To address this, the church must have “pastoral creativity,” the pope said. Francis offered suggestions for clergy on how to embrace this transformation. He called on the church to preach the gospel in a way that reveals “the freedom that sets others free, the compassion that asks for nothing in return, the mercy that silently speaks of Christ.”

To be credible, he continued, the church must act as a witness. “We must begin with ourselves: bishops and priests,” he said, “who should not feel themselves superior to our brothers and sisters in the people of God. Pastoral workers, who should not understand service as power.”

Fraternity is the final element needed for the church’s transformation, he said, to create “a welcoming community” that is “capable of listening, entering into dialogue and promoting quality relationships.”

On Thursday morning, Pope Francis said Mass before 2,000 faithful at the National Shrine of St. Anne de Beaupré, where his predecessor St. John Paul II met with Indigenous peoples for the first time during his apostolic visit to Quebec City in 1984.

Francis encouraged Catholics to embark on a “a journey from failure to hope,” referring to the atrocities committed toward the Indigenous peoples of Canada. “In confronting the scandal of evil and the body of Christ wounded in the flesh of our Indigenous brothers and sisters, we too have experienced deep dismay; we too feel the burden of failure,” he said.

“Nothing could be worse than fleeing in order to avoid it,” he said, while adding that only through faith and the gospel can one experience “the operative presence of God’s love and the potential for good even in apparently hopeless situations.”
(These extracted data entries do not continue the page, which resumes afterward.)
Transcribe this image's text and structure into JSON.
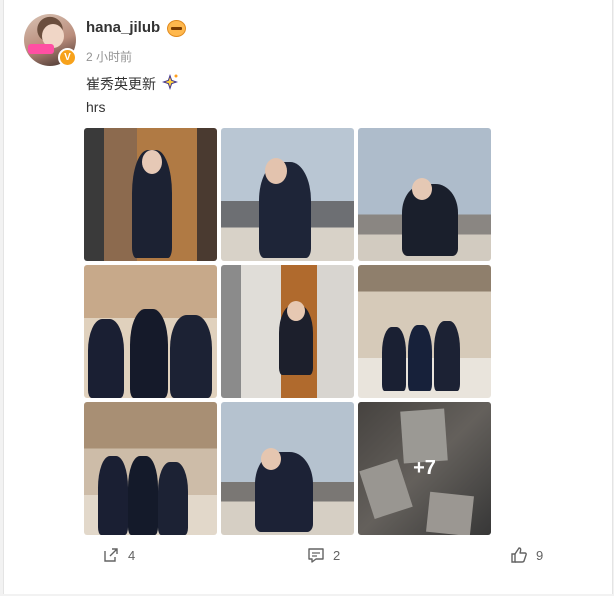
{
  "post": {
    "username": "hana_jilub",
    "timestamp": "2 小时前",
    "text_line_1": "崔秀英更新",
    "text_line_2": "hrs",
    "badge_icon": "emoji-badge-icon",
    "sparkle_icon": "sparkle-icon",
    "verified_icon": "verified-v-icon",
    "verified_symbol": "V"
  },
  "images": [
    {
      "name": "photo-1",
      "description_icon": "photo"
    },
    {
      "name": "photo-2",
      "description_icon": "photo"
    },
    {
      "name": "photo-3",
      "description_icon": "photo"
    },
    {
      "name": "photo-4",
      "description_icon": "photo"
    },
    {
      "name": "photo-5",
      "description_icon": "photo"
    },
    {
      "name": "photo-6",
      "description_icon": "photo"
    },
    {
      "name": "photo-7",
      "description_icon": "photo"
    },
    {
      "name": "photo-8",
      "description_icon": "photo"
    },
    {
      "name": "photo-9",
      "description_icon": "photo"
    }
  ],
  "more_count_label": "+7",
  "actions": {
    "share_count": "4",
    "comment_count": "2",
    "like_count": "9"
  },
  "colors": {
    "text": "#333333",
    "muted": "#939393",
    "action": "#636363",
    "verified": "#f7a21b"
  }
}
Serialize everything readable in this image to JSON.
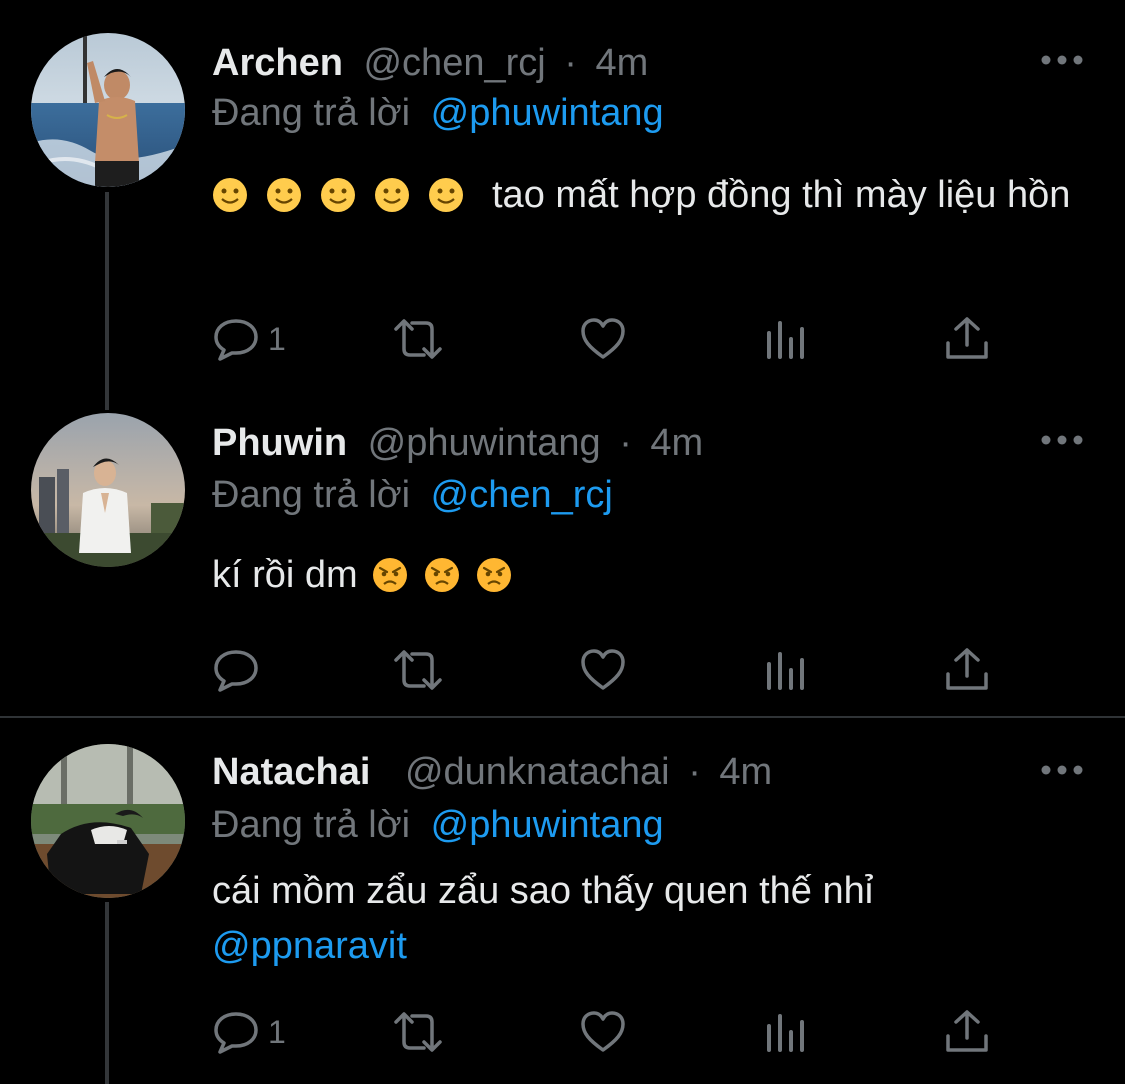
{
  "tweets": [
    {
      "name": "Archen",
      "handle": "@chen_rcj",
      "separator": "·",
      "time": "4m",
      "reply_prefix": "Đang trả lời",
      "reply_to": "@phuwintang",
      "text": "tao mất hợp đồng thì mày liệu hồn",
      "emoji": [
        "slightly-smiling-face",
        "slightly-smiling-face",
        "slightly-smiling-face",
        "slightly-smiling-face",
        "slightly-smiling-face"
      ],
      "reply_count": "1"
    },
    {
      "name": "Phuwin",
      "handle": "@phuwintang",
      "separator": "·",
      "time": "4m",
      "reply_prefix": "Đang trả lời",
      "reply_to": "@chen_rcj",
      "text": "kí rồi dm",
      "emoji": [
        "angry-face",
        "angry-face",
        "angry-face"
      ],
      "reply_count": ""
    },
    {
      "name": "Natachai",
      "handle": "@dunknatachai",
      "separator": "·",
      "time": "4m",
      "reply_prefix": "Đang trả lời",
      "reply_to": "@phuwintang",
      "text": "cái mồm zẩu zẩu sao thấy quen thế nhỉ",
      "mention": "@ppnaravit",
      "reply_count": "1"
    }
  ],
  "icons": [
    "reply-icon",
    "retweet-icon",
    "like-icon",
    "views-icon",
    "share-icon",
    "more-icon"
  ],
  "colors": {
    "background": "#000000",
    "text": "#e7e9ea",
    "muted": "#71767b",
    "link": "#1d9bf0",
    "divider": "#2f3336"
  }
}
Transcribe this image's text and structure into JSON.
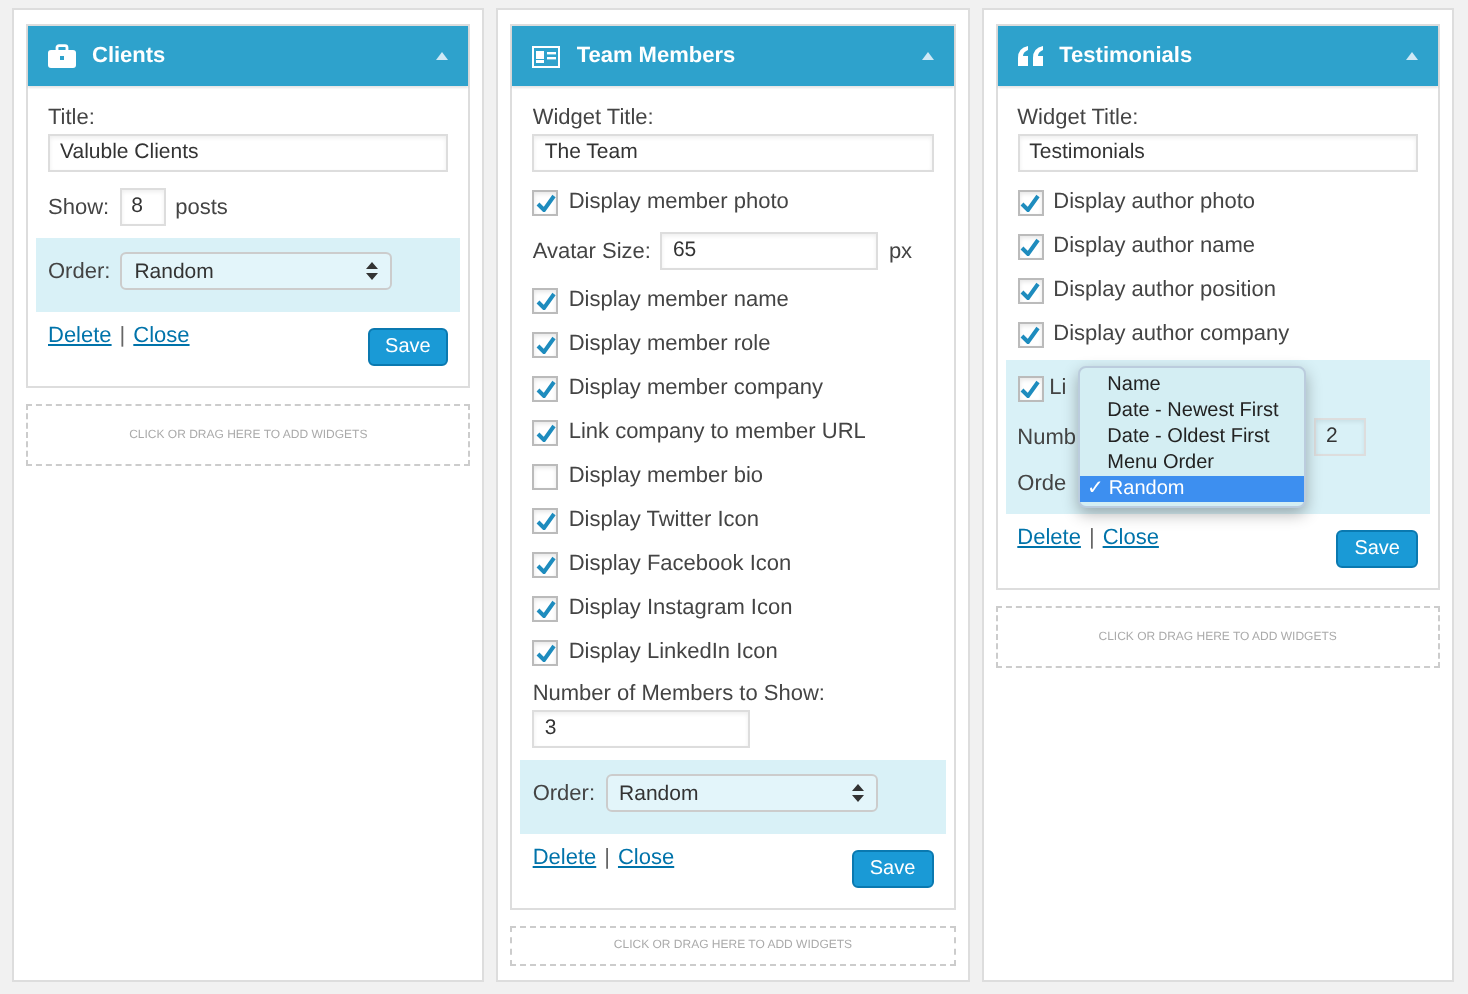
{
  "columns": [
    {
      "widget": {
        "title": "Clients",
        "fields": [
          {
            "kind": "label",
            "text": "Title:"
          },
          {
            "kind": "input",
            "value": "Valuble Clients"
          },
          {
            "kind": "count",
            "label": "Show:",
            "value": "8",
            "suffix": "posts"
          },
          {
            "kind": "group",
            "fields": [
              {
                "kind": "select",
                "label": "Order:",
                "value": "Random"
              }
            ]
          }
        ],
        "delete": "Delete",
        "separator": "|",
        "close": "Close",
        "save": "Save"
      },
      "dropzone": "CLICK OR DRAG HERE TO ADD WIDGETS"
    },
    {
      "widget": {
        "title": "Team Members",
        "fields": [
          {
            "kind": "label",
            "text": "Widget Title:"
          },
          {
            "kind": "input",
            "value": "The Team"
          },
          {
            "kind": "checkbox",
            "label": "Display member photo",
            "checked": true
          },
          {
            "kind": "size",
            "label": "Avatar Size:",
            "value": "65",
            "suffix": "px"
          },
          {
            "kind": "checkbox",
            "label": "Display member name",
            "checked": true
          },
          {
            "kind": "checkbox",
            "label": "Display member role",
            "checked": true
          },
          {
            "kind": "checkbox",
            "label": "Display member company",
            "checked": true
          },
          {
            "kind": "checkbox",
            "label": "Link company to member URL",
            "checked": true
          },
          {
            "kind": "checkbox",
            "label": "Display member bio",
            "checked": false
          },
          {
            "kind": "checkbox",
            "label": "Display Twitter Icon",
            "checked": true
          },
          {
            "kind": "checkbox",
            "label": "Display Facebook Icon",
            "checked": true
          },
          {
            "kind": "checkbox",
            "label": "Display Instagram Icon",
            "checked": true
          },
          {
            "kind": "checkbox",
            "label": "Display LinkedIn Icon",
            "checked": true
          },
          {
            "kind": "label",
            "text": "Number of Members to Show:"
          },
          {
            "kind": "short-input",
            "value": "3"
          },
          {
            "kind": "group",
            "fields": [
              {
                "kind": "select",
                "label": "Order:",
                "value": "Random"
              }
            ]
          }
        ],
        "delete": "Delete",
        "separator": "|",
        "close": "Close",
        "save": "Save"
      },
      "dropzone": "CLICK OR DRAG HERE TO ADD WIDGETS"
    },
    {
      "widget": {
        "title": "Testimonials",
        "fields": [
          {
            "kind": "label",
            "text": "Widget Title:"
          },
          {
            "kind": "input",
            "value": "Testimonials"
          },
          {
            "kind": "checkbox",
            "label": "Display author photo",
            "checked": true
          },
          {
            "kind": "checkbox",
            "label": "Display author name",
            "checked": true
          },
          {
            "kind": "checkbox",
            "label": "Display author position",
            "checked": true
          },
          {
            "kind": "checkbox",
            "label": "Display author company",
            "checked": true
          },
          {
            "kind": "group",
            "fields": [
              {
                "kind": "checkbox",
                "label": "Li",
                "checked": true
              },
              {
                "kind": "count",
                "label": "Numb",
                "value": "2"
              },
              {
                "kind": "label",
                "text": "Orde"
              }
            ],
            "menu": [
              {
                "label": "Name",
                "selected": false
              },
              {
                "label": "Date - Newest First",
                "selected": false
              },
              {
                "label": "Date - Oldest First",
                "selected": false
              },
              {
                "label": "Menu Order",
                "selected": false
              },
              {
                "label": "✓ Random",
                "selected": true
              }
            ]
          }
        ],
        "delete": "Delete",
        "separator": "|",
        "close": "Close",
        "save": "Save"
      },
      "dropzone": "CLICK OR DRAG HERE TO ADD WIDGETS"
    }
  ]
}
Thousands of faithful gathered outside the shrine to catch a glimpse of Pope Francis. While many cheered him on as he circled the area aboard his popemobile, others held signs calling for the pope to take actions to accompany his words of remorse, including rescind the Doctrine of Discovery, a centuries-old papal mandate that allowed Western nations to colonize and spread Christianity in the New World.